There are about 1,450 floodgates in Iwate-ken (Iwate Prefecture), Miyagi-ken (Miyagi Prefecture) and Fukushima-ken (Fukushima Prefecture), including some to prevent the inflow of seawater into rivers and seawall gates that will allow people to pass through.
According to the Fire and Disaster Management Agency of the Internal Affairs and Communications Ministry, 119 volunteer firefighters died or went missing in Iwate-ken, 107 in Miyagi-ken and 27 in Fukushima-ken.
Of these, 59 and 13 were in charge of closing gates in Iwate-ken and Miyagi-ken, respectively, according to a Yomiuri Shimbun survey of the municipalities and firefighting agencies concerned.
Within six municipalities in Fukushima-ken, the gate closing was a job sub-contracted to private companies and citizen groups.
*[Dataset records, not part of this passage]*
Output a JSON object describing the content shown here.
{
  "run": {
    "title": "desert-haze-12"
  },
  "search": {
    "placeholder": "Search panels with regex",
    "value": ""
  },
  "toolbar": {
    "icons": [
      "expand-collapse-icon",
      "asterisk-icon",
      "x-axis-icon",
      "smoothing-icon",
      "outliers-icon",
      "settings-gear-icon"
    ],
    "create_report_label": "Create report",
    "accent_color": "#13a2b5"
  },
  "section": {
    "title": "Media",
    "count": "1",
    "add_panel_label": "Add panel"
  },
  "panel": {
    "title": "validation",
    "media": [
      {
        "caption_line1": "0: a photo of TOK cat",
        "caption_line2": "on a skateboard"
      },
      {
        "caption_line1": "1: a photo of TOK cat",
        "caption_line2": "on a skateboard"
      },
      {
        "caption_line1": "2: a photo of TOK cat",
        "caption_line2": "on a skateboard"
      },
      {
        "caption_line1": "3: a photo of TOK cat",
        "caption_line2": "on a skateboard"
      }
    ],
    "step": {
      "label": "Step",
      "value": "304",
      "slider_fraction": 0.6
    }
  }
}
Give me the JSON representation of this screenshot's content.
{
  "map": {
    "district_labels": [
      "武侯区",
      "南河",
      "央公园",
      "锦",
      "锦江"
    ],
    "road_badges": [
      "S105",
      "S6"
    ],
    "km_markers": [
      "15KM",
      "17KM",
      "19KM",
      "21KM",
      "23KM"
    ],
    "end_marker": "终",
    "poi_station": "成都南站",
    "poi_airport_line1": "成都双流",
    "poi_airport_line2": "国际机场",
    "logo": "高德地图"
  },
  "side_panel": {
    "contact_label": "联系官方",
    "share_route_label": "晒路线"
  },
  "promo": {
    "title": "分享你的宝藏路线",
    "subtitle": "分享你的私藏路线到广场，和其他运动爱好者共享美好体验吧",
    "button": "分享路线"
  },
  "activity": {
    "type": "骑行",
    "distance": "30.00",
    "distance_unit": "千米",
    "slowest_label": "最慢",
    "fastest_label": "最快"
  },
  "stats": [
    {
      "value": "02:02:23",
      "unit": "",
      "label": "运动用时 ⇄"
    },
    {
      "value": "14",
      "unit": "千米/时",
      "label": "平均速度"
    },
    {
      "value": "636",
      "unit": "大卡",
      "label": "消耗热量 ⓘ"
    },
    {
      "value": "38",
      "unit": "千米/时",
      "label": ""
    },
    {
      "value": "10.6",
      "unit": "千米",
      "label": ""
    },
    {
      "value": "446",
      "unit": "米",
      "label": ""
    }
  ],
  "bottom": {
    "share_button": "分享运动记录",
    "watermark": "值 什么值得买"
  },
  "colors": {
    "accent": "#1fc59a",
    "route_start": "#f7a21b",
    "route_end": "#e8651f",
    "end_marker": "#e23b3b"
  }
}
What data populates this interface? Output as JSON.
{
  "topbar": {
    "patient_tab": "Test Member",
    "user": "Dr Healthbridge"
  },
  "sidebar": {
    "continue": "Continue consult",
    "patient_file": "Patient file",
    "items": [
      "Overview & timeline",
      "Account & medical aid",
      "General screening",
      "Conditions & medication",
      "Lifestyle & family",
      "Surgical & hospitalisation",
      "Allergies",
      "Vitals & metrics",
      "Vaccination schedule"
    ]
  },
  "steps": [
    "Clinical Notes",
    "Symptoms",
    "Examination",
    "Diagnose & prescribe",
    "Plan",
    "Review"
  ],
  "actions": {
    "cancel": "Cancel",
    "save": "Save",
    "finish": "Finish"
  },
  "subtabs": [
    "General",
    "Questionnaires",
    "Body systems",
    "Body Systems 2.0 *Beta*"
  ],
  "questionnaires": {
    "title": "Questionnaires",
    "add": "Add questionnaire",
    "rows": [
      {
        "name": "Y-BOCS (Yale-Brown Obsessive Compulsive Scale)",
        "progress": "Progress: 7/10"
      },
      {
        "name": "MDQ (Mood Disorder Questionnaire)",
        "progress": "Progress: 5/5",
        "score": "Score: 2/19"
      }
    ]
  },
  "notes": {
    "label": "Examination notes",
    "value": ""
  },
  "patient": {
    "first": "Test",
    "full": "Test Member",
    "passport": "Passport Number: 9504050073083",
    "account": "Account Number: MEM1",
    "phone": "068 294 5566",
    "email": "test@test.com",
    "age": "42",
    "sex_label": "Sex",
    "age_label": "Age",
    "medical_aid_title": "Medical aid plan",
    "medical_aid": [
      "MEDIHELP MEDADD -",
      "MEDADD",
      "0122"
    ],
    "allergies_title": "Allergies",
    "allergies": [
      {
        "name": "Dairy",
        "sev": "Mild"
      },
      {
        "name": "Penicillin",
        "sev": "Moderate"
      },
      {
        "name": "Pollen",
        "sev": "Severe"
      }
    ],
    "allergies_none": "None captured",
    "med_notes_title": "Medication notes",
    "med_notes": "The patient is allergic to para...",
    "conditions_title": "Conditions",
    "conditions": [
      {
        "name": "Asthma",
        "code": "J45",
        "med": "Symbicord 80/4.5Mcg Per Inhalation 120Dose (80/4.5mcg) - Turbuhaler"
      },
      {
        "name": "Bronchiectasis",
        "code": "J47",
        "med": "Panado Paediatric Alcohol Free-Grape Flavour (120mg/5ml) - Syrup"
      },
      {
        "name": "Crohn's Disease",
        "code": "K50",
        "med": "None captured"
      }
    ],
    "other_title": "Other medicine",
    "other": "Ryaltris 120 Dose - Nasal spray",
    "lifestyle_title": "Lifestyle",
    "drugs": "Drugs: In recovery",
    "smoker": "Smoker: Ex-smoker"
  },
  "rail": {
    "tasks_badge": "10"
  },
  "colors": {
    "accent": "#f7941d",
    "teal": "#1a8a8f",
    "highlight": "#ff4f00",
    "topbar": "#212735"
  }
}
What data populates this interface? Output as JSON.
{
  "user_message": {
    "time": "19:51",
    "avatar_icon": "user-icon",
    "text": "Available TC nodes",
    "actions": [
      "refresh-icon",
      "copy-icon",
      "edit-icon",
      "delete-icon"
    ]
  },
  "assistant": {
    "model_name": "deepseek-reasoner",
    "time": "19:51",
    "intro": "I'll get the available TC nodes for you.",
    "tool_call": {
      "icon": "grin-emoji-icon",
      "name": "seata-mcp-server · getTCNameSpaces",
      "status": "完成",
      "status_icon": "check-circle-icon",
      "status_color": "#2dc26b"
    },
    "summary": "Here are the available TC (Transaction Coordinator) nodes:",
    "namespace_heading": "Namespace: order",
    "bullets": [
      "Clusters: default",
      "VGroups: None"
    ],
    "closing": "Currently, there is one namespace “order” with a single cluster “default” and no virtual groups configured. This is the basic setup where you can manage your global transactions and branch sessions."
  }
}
A local resident of Namiemachi in the prefecture died after he went out to close a floodgate. But firefighters were responsible for other floodgate closures.
According to the municipalities concerned and the Fire and Disaster Management Agency, volunteer firefighters were also swept away while guiding the evacuation of residents or while in transit after finishing gate-closing operations. However, the agency says more firefighters were lost at these times than while closing gates.
There are about 600 floodgates and seawall gates under the administration of the Iwate-ken government, however only 33 can be remotely operated. But some volunteer firefighters still had to go to and close the floodgates after the earthquake damaged the power to them.
Part of the problem is that there were delays i closing the gates owing to the fact that some local residents were still attempting to cross through the gates after having turned back to fetch personal items.
In Ishinomaki, Miyagi-ken, four volunteer firefighters were trying to close the floodgates but fled when it became obvious they were too late. Three of them died (or are presumed missing – and after this length of time... they are dead).
According to the Yomiuri Shimbun, volunteer firefighters are classified as irregular local government officials, and many have regular jobs. Their average annual allowance was a mere ¥25,475 (~Cdn/US $337.00) as of 2008.
There were slightly more than 880,000 volunteer firefighters in 2010, a drop of 67,000 from 2000.
According to the Land, Infrastructure, Transport and Tourism Ministry, there were 25,463 floodgates and seawall gates at least two meters wide at seaports and elsewhere across the country as of March last year. Of these, just 742 units, or about three percent, could be remotely controlled, the ministry said.
The ministry will ask each prefecture to increase the number of remotely controlled floodgates and seawall gates while inspecting how the gates have been used and administered. Based on its findings, the ministry will decide on the order in which gates should be closed after an earthquake, and study a plan to keep shut at ordinary times gates that do not need to remain open.
Another factor that increased the death toll among volunteer firefighters was the fact that many did not possess wireless equipment (radios or walkie-talkies), the Fire and Disaster Management Agency said, and were unable to get any updates on the height of the approaching tsunami.